Lesefähigkeit mit Audiobooks steigern

Am US-amerikanischen Schulbibliothekswesen bewundere ich nicht zuletzt die speziell auf Schulen und ihre Bedürfnisse und Möglichkeiten zugeschnittenen Lösungen bei der Digitalisierung der Schulbibliotheken. Beispiele habe ich in diesem Blog mehrfach gegeben. So etwa Follett Destiny oder Brain Hive.

Jetzt lese ich von Tales2Go, einer Plattform, die zurzeit 6.000 Audiobooks anbietet. Da es in Deutschland kein Schulbibliothekswesen gibt, das Schulbibliotheken als Teil der Schule begreift, für das Schulträger und Staat Verantwortung übernehmen und spezifische Lösungen schaffen müssen, muss eine deutsche Schulbibliothek z. B. sich der Onleihe bedienen, einem Verfahren des Ankaufs und der begrenzten Ausleihe von E-Books, das teuer ist und zu den Bedürfnissen der Schulalltags schlecht passt, abgesehen, davon, dass sich das nur finanziell gut dastehende Schulen leisten können oder Schulbibliotheken, die Teil einer leistungsfähigen öffentlichen Bibliothek sind.

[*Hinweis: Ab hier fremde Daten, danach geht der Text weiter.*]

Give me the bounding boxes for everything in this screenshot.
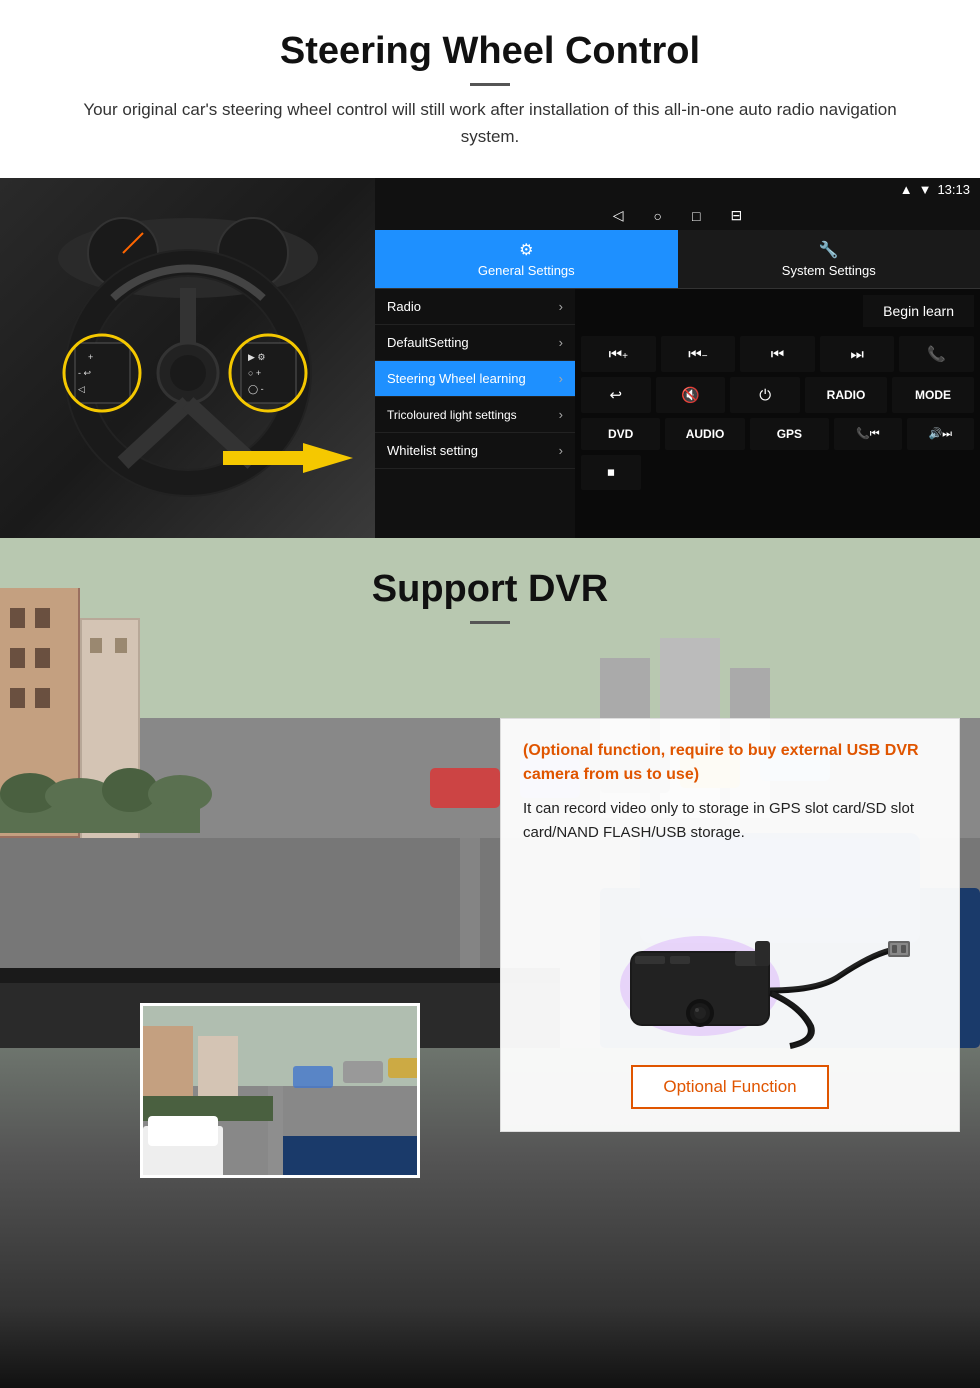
page-bottom bbox=[0, 1308, 980, 1388]
audio-button[interactable]: AUDIO bbox=[665, 418, 744, 450]
chevron-icon: › bbox=[559, 299, 563, 314]
optional-function-button[interactable]: Optional Function bbox=[631, 1065, 828, 1109]
control-row-3: DVD AUDIO GPS 📞⏮ 🔊⏭ bbox=[581, 418, 974, 450]
thumb-road-scene bbox=[143, 1006, 417, 1175]
menu-tricolour-label: Tricoloured light settings bbox=[387, 408, 517, 422]
chevron-icon: › bbox=[559, 371, 563, 386]
dvr-camera-svg bbox=[540, 856, 920, 1056]
steering-block: + - ↩ ◁ ▶ ⚙ ○ + ◯ - ▲ ▼ 13:13 ◁ ○ bbox=[0, 178, 980, 538]
svg-text:○ +: ○ + bbox=[248, 368, 261, 378]
android-navbar: ◁ ○ □ ⊟ bbox=[375, 201, 980, 230]
gear-icon: ⚙ bbox=[519, 240, 533, 260]
menu-list: Radio › DefaultSetting › Steering Wheel … bbox=[375, 289, 575, 538]
hangup-button[interactable]: ↩ bbox=[581, 377, 651, 413]
phone-prev-button[interactable]: 📞⏮ bbox=[834, 418, 901, 450]
chevron-icon: › bbox=[559, 407, 563, 422]
svg-text:▶ ⚙: ▶ ⚙ bbox=[248, 352, 266, 362]
menu-default-label: DefaultSetting bbox=[387, 335, 469, 350]
tab-system-label: System Settings bbox=[782, 263, 876, 278]
back-nav-icon[interactable]: ◁ bbox=[613, 207, 624, 224]
system-icon: 🔧 bbox=[819, 240, 839, 260]
svg-text:◯ -: ◯ - bbox=[248, 384, 264, 395]
begin-learn-button[interactable]: Begin learn bbox=[863, 295, 974, 327]
menu-item-radio[interactable]: Radio › bbox=[375, 289, 575, 325]
steering-photo: + - ↩ ◁ ▶ ⚙ ○ + ◯ - bbox=[0, 178, 375, 538]
dvr-thumbnail bbox=[140, 1003, 420, 1178]
control-row-4: ⏹ bbox=[581, 455, 974, 490]
android-ui: ▲ ▼ 13:13 ◁ ○ □ ⊟ ⚙ General Settings 🔧 S… bbox=[375, 178, 980, 538]
mute-button[interactable]: 🔇 bbox=[656, 377, 726, 413]
vol-down-button[interactable]: ⏮− bbox=[661, 336, 736, 372]
stop-button[interactable]: ⏹ bbox=[581, 455, 641, 490]
steering-wheel-svg: + - ↩ ◁ ▶ ⚙ ○ + ◯ - bbox=[23, 198, 353, 518]
menu-item-steering[interactable]: Steering Wheel learning › bbox=[375, 361, 575, 397]
wifi-icon: ▼ bbox=[919, 182, 932, 197]
recent-nav-icon[interactable]: □ bbox=[692, 208, 700, 224]
thumb-scene-svg bbox=[143, 1006, 420, 1178]
dvr-desc-text: It can record video only to storage in G… bbox=[523, 797, 937, 845]
power-button[interactable]: ⏻ bbox=[730, 377, 800, 413]
menu-item-tricolour[interactable]: Tricoloured light settings › bbox=[375, 397, 575, 433]
control-panel: Begin learn ⏮+ ⏮− ⏮ ⏭ 📞 ↩ 🔇 ⏻ RADIO MODE bbox=[575, 289, 980, 538]
vol-up-button[interactable]: ⏮+ bbox=[581, 336, 656, 372]
home-nav-icon[interactable]: ○ bbox=[654, 208, 662, 224]
menu-item-default[interactable]: DefaultSetting › bbox=[375, 325, 575, 361]
android-tabs: ⚙ General Settings 🔧 System Settings bbox=[375, 230, 980, 289]
dvr-title-area: Support DVR bbox=[0, 538, 980, 644]
tab-general-settings[interactable]: ⚙ General Settings bbox=[375, 230, 678, 288]
svg-text:- ↩: - ↩ bbox=[78, 368, 91, 378]
begin-learn-row: Begin learn bbox=[581, 295, 974, 327]
chevron-icon: › bbox=[559, 335, 563, 350]
dvr-section: Support DVR bbox=[0, 538, 980, 1308]
svg-text:+: + bbox=[88, 352, 93, 362]
chevron-icon: › bbox=[559, 443, 563, 458]
menu-steering-label: Steering Wheel learning bbox=[387, 371, 526, 386]
svg-text:◁: ◁ bbox=[78, 384, 85, 394]
prev-button[interactable]: ⏮ bbox=[740, 336, 815, 372]
tab-system-settings[interactable]: 🔧 System Settings bbox=[678, 230, 980, 288]
dvd-button[interactable]: DVD bbox=[581, 418, 660, 450]
next-button[interactable]: ⏭ bbox=[820, 336, 895, 372]
menu-item-whitelist[interactable]: Whitelist setting › bbox=[375, 433, 575, 469]
menu-whitelist-label: Whitelist setting bbox=[387, 443, 478, 458]
dvr-title: Support DVR bbox=[40, 568, 940, 611]
android-content: Radio › DefaultSetting › Steering Wheel … bbox=[375, 289, 980, 538]
control-row-2: ↩ 🔇 ⏻ RADIO MODE bbox=[581, 377, 974, 413]
signal-icon: ▲ bbox=[900, 182, 913, 197]
dvr-info-card: (Optional function, require to buy exter… bbox=[500, 718, 960, 1132]
phone-next-button[interactable]: 🔊⏭ bbox=[907, 418, 974, 450]
android-statusbar: ▲ ▼ 13:13 bbox=[375, 178, 980, 201]
dvr-camera-image bbox=[523, 861, 937, 1051]
dvr-divider bbox=[470, 621, 510, 624]
gps-button[interactable]: GPS bbox=[750, 418, 829, 450]
title-divider bbox=[470, 83, 510, 86]
steering-title: Steering Wheel Control bbox=[40, 30, 940, 73]
control-row-1: ⏮+ ⏮− ⏮ ⏭ 📞 bbox=[581, 336, 974, 372]
tab-general-label: General Settings bbox=[478, 263, 575, 278]
menu-nav-icon[interactable]: ⊟ bbox=[730, 207, 742, 224]
steering-subtitle: Your original car's steering wheel contr… bbox=[60, 96, 920, 150]
steering-title-area: Steering Wheel Control Your original car… bbox=[0, 0, 980, 160]
radio-button[interactable]: RADIO bbox=[805, 377, 887, 413]
status-time: 13:13 bbox=[937, 182, 970, 197]
phone-button[interactable]: 📞 bbox=[899, 336, 974, 372]
menu-radio-label: Radio bbox=[387, 299, 421, 314]
mode-button[interactable]: MODE bbox=[892, 377, 974, 413]
dvr-optional-text: (Optional function, require to buy exter… bbox=[523, 739, 937, 787]
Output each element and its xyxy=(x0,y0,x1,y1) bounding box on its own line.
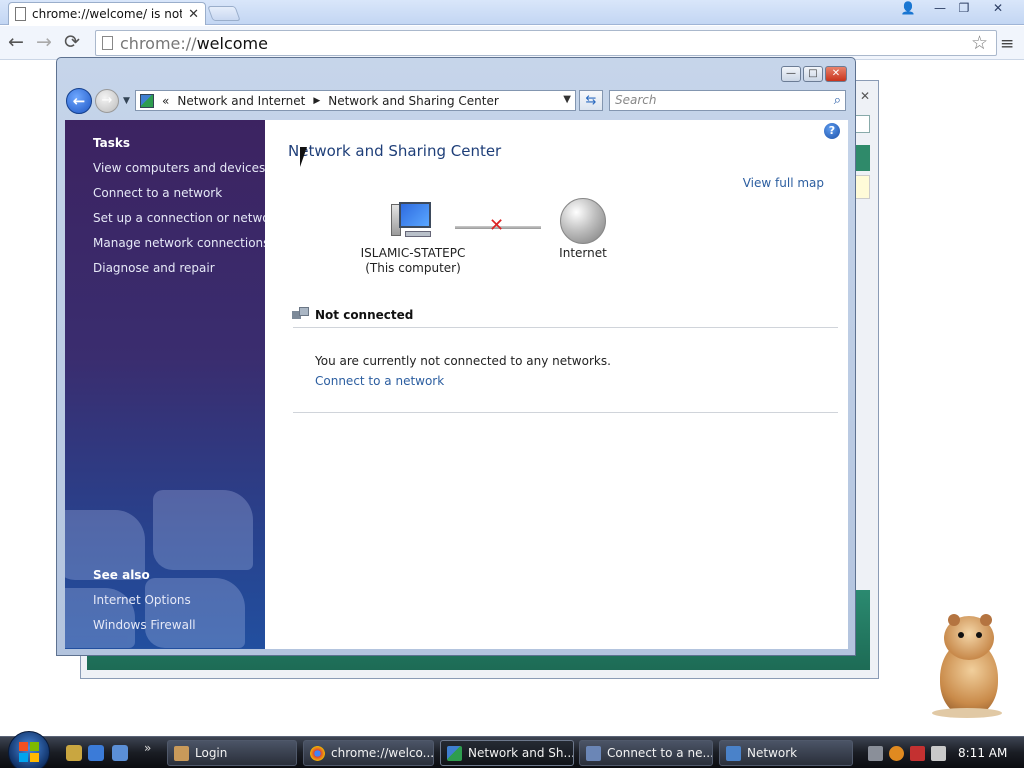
quick-launch-more-icon[interactable]: » xyxy=(144,741,151,755)
taskbar-item-label: Connect to a ne... xyxy=(607,746,713,760)
main-content: ? Network and Sharing Center View full m… xyxy=(265,120,848,649)
address-dropdown-icon[interactable]: ▼ xyxy=(563,94,571,105)
close-icon[interactable]: ✕ xyxy=(188,7,199,22)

Die Geschäftsmodelle von Brain Hive und Tales2Go sind auf Schulen zugeschnitten, also bei den Kosten sehr übersichtlich und nicht an klassischen bibliothekarischen Ausleihverfahren orientiert.

Dass sich jetzt Tales2Go zu einem Renner in den Grundschulen entwickelt, liegt an den Erfahrungen der Lehrer und ist auch durch wissenschaftliche Untersuchungen abgesichert: Schüler*innen, die regelmäßig (durch Audiobooks) vorgelesen bekommen, verbessern ihre Lesefähigkeit enorm. Sie können die Audiobooks auf ihren digitalen Geräten in der Schule und zu Hause hören und den Text mitlesen.

Natürlich könnte man die Eltern dazu bringen, (mehr) vorzulesen. Das wäre auf den ersten Blick noch billiger.

Schade, dass sich in Deutschland der Staat (Bund und Länder) davor drückt, Plattformen, Softwarelizenzen, Programme wie die oben genannten für Schulbibliotheken zu ermöglichen. Bei Schulbibliotheken Lösungen zu finden, die sich an den administrativen Gegbenheiten des Schulwesens orientieren, nämlich alle Schulen einer Region, eines Landes in den Blick nehmen, ist unbekannt. (Oder soll nicht sein.) Es herrscht die bei öffentlichen Bibliotheken übliche Atomisierung vor: Jede Bibliothek kauft für sich E-Books, Lizenzen, Katalogisierungsprogramm.

Stattdessen verweist er die Schulen auf die Zusammenarbeit von öffentlichen Bibliotheken und Schulen und gibt, wie in Hessen geschehen, einer Stadtbibliothek Geld im Rahmen des kommunalen Finanzausgleichs, damit die digitale Lesegeräte anschafft, die dann von der Schule ausgeliehen werden können.